Sonra emir subayına eğilir ve alçak sesle "İkisi birden ateş etsin" der.
İki yıl önce Osmanlı'dan kopan ve bağımsızlık ilan eden minik Karadağ'ın (Montenegro) ordusu da miniktir.
Sırp ordusunda 130 bin, Karadağ ordusunda ise 5 bin asker vardır.
Ama bu savaş sonunda Karadağ da, Osmanlı'yı yenmiş olur.
Güçlü ile ittifak gereği
Savaş'ın galipleri olan Yunanistan, Bulgaristan ve Sırbistan'ın yanında Karadağ da Balkanlar'daki Osmanlı topraklarını paylaşır.
Yani bütün hüner kendi gücünün ötesindeki güçlerle ittifak yapabilmektir.
Bu olay ittifaka katılarak kendi gücünün yetmeyeceği başarıyı elde etmeye dönük askeri gerçeğe örnektir.
Demokratik siyasette ise "Güç" seçmenden alınacak oy ile belirlenir.
Rahmetli Adnan Kahveci "Bir siyasetçi seslendirdiği her cümlenin mali portresini de hesap etmek zorundadır" derdi.
Bunun siyasete yansımasını da şöyle formüle edebiliriz.

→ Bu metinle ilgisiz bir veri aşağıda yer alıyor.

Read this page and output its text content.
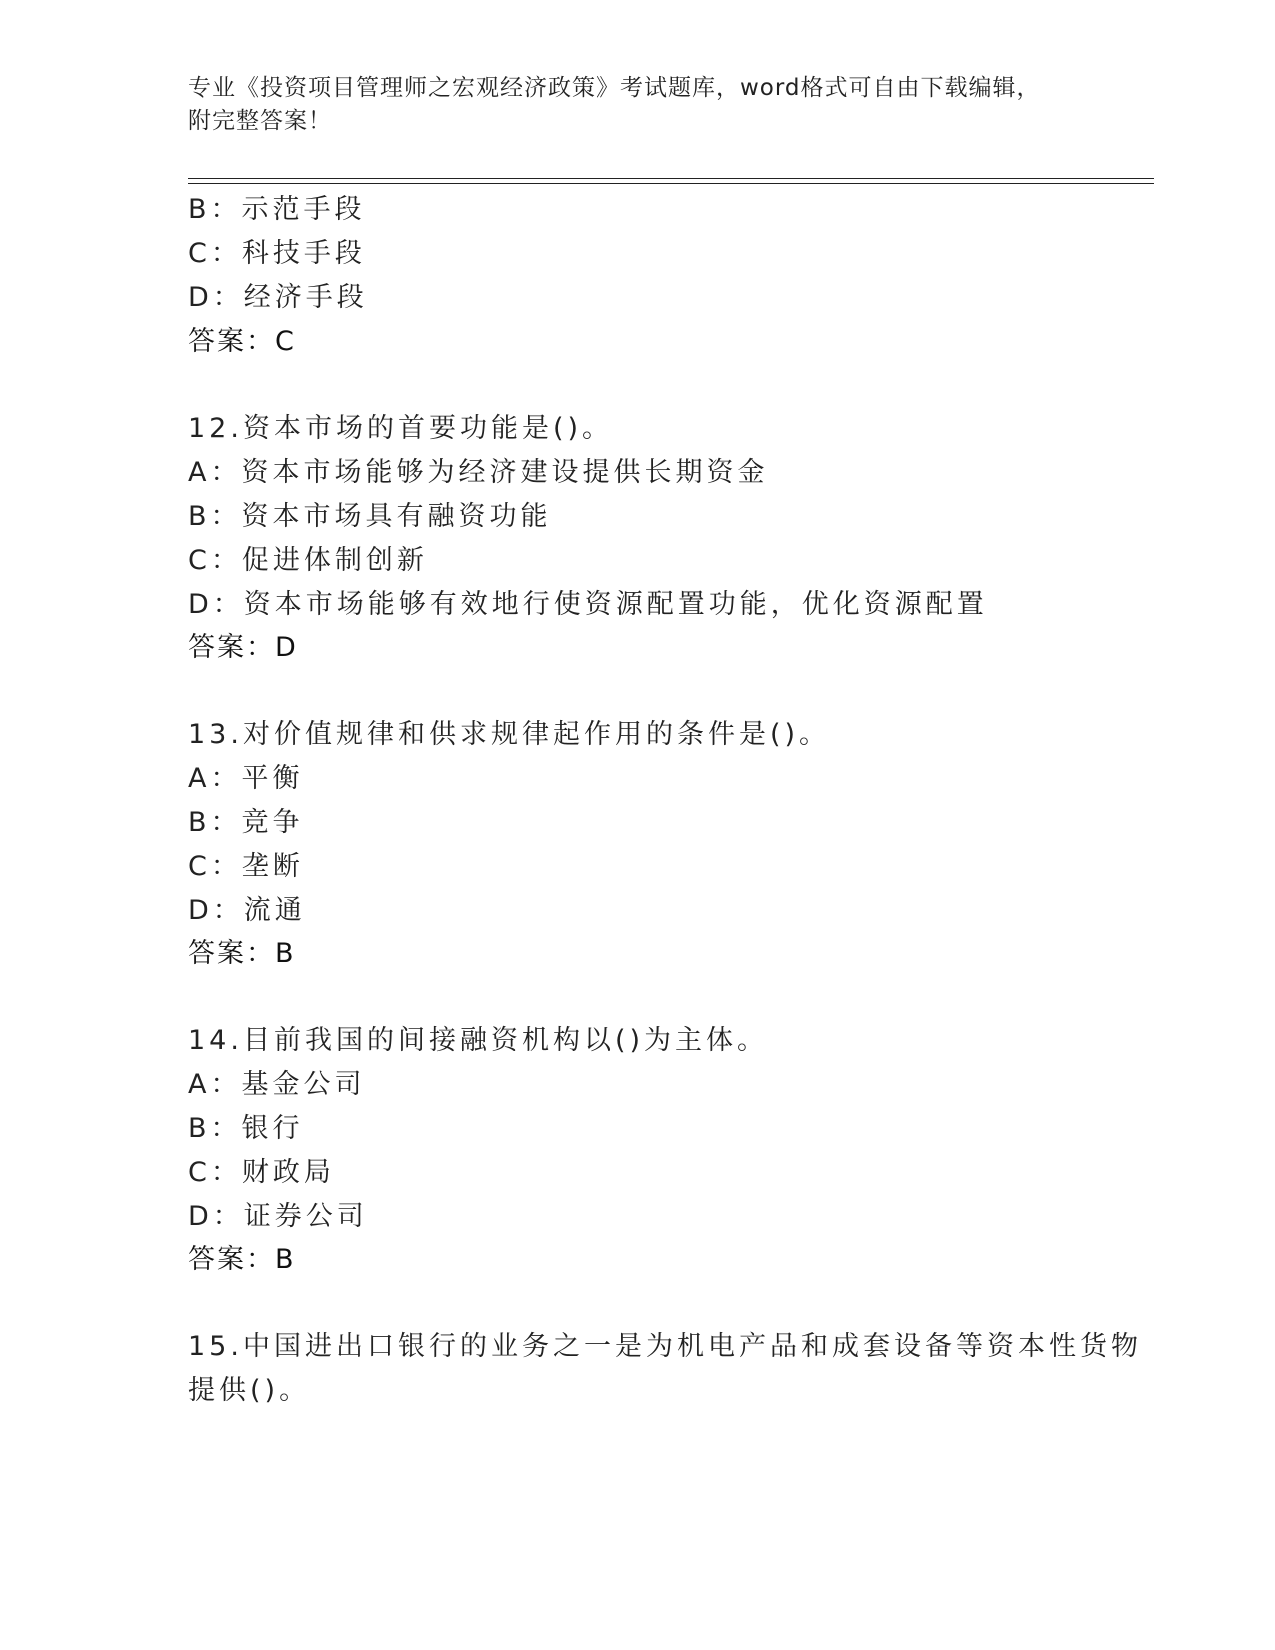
专业《投资项目管理师之宏观经济政策》考试题库，word格式可自由下载编辑，
附完整答案！
B：示范手段
C：科技手段
D：经济手段
答案：C
12.资本市场的首要功能是()。
A：资本市场能够为经济建设提供长期资金
B：资本市场具有融资功能
C：促进体制创新
D：资本市场能够有效地行使资源配置功能，优化资源配置
答案：D
13.对价值规律和供求规律起作用的条件是()。
A：平衡
B：竞争
C：垄断
D：流通
答案：B
14.目前我国的间接融资机构以()为主体。
A：基金公司
B：银行
C：财政局
D：证券公司
答案：B
15.中国进出口银行的业务之一是为机电产品和成套设备等资本性货物
提供()。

-Aktif siyasetin taraflarından birine dönük eleştirilerinden sonuç alamayanlar, temsil ettikleri siyasi düşüncenin oy potansiyelini de bir noktada hesap etmek zorundadırlar.
Seçim kazanmak gereği
Kendi kadrosuyla partisini kurmuş ve üstelik iki kez seçim kazanıp partisini tek başına iktidar yapmayı başarmış Tayyip Erdoğan üçüncü genel seçime de favori olarak giderken ona "Bu iş böyle yapılmaz, şöyle yapılır" diyerek akıl öğretmenin, gerçekçilikle bir ilişkisi pek yoktur.
Bırakın genel seçim kazanıp iktidar olmayı, "Derin Devlet" korkusundan yıllarca tabu kılınmış konulara değinemeyen düşünce odaklarının, kritik bir genel seçime giden AK Parti'yi ve Erdoğan'ı "Böyle davranırsan seni desteklemeyiz" diyerek uyarmalarının açıkçası "Kıymet-i harbiyesi" de pek yoktur.
Ego şişikliği mi?
"Vesayetçi Demokrasi"nin ve "İdeolojik Devlet" gerçeğinin AK Parti iktidarı öncesi ve sonrasındaki durumunu hatırlamayanların... Bu iktidar döneminde "Kürt Gerçeği" nin ne ölçüde siyasal gündeme girebildiğini görmezden gelenlerin, bütün bunlar yaşanmamış gibi Erdoğan'a "Bu iş böyle yapılmaz" demeleri sadece empati yoksunluğuna bağlanamaz.
Bu belki de bir çeşit "Ben-merkezciliğin" ve "Ego-şişikliği"nin de yansımasıdır.
AK Parti de Erdoğan da elbet eleştirilecektir ve eleştirilmelidir de.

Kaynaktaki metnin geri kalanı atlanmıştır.